Keine Mietminderung bei Schimmelgefahr

Lüften, lüften, lüften

Wer eine alte Wohnung mietet, hat keinen Anspruch auf Dämmung, urteilt der BGH. Mieter müssen entspechend häufiger die Fenster öffnen.

Schimmel in der Ecke einer Wand

Die Gefahr von Schimmelbildung in der Wohnung ist kein Mangel Foto: dpa

BERLIN taz | Mieter haben keinen Anspruch auf eine gedämmte Wohnung ohne Schimmelgefahr. Dies entschied jetzt der Bundesgerichtshof und hob ein entsprechendes Urteil des Landgerichts Lübeck auf. Wer eine Altbauwohnung mietet, hat auch künftig keinen Anspruch auf Neubaustandards.

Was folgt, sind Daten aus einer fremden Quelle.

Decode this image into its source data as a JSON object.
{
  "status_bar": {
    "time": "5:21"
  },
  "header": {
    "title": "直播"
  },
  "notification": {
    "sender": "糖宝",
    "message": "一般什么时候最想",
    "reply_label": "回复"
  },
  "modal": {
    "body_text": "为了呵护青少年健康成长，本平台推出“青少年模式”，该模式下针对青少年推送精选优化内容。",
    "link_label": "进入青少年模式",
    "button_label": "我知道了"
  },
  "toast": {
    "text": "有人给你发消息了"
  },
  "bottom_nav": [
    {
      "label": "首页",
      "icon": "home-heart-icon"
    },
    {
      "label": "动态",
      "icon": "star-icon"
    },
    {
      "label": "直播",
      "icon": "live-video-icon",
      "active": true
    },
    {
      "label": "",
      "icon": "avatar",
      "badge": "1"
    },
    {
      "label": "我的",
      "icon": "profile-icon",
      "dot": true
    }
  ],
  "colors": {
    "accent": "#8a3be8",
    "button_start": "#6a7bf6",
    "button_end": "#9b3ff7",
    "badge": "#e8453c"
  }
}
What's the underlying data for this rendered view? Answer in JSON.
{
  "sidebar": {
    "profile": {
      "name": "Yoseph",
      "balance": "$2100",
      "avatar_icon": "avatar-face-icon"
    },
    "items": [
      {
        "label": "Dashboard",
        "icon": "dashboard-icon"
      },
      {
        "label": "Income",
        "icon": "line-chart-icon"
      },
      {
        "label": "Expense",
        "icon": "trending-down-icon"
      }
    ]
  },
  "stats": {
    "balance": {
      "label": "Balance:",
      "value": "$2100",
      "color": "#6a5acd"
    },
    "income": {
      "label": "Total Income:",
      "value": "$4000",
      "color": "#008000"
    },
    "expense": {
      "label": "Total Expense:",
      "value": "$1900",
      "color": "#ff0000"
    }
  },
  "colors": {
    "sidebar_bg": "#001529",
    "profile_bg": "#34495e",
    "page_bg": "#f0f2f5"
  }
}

Konkret ging es um zwei Mietwohnungen in Glinde (Schleswig-Holstein). Die Wohnungen waren 1968 und 1971 gebaut worden. Damals war noch keine Dämmung vorgeschrieben. Dementsprechend wiesen sie an den Außenwänden „Wärmebrücken“ auf, was zur Kondenswasserbildung führen kann. Die Mieter warnten vor Schimmelgefahr, ein Gutachter bestätigte dies.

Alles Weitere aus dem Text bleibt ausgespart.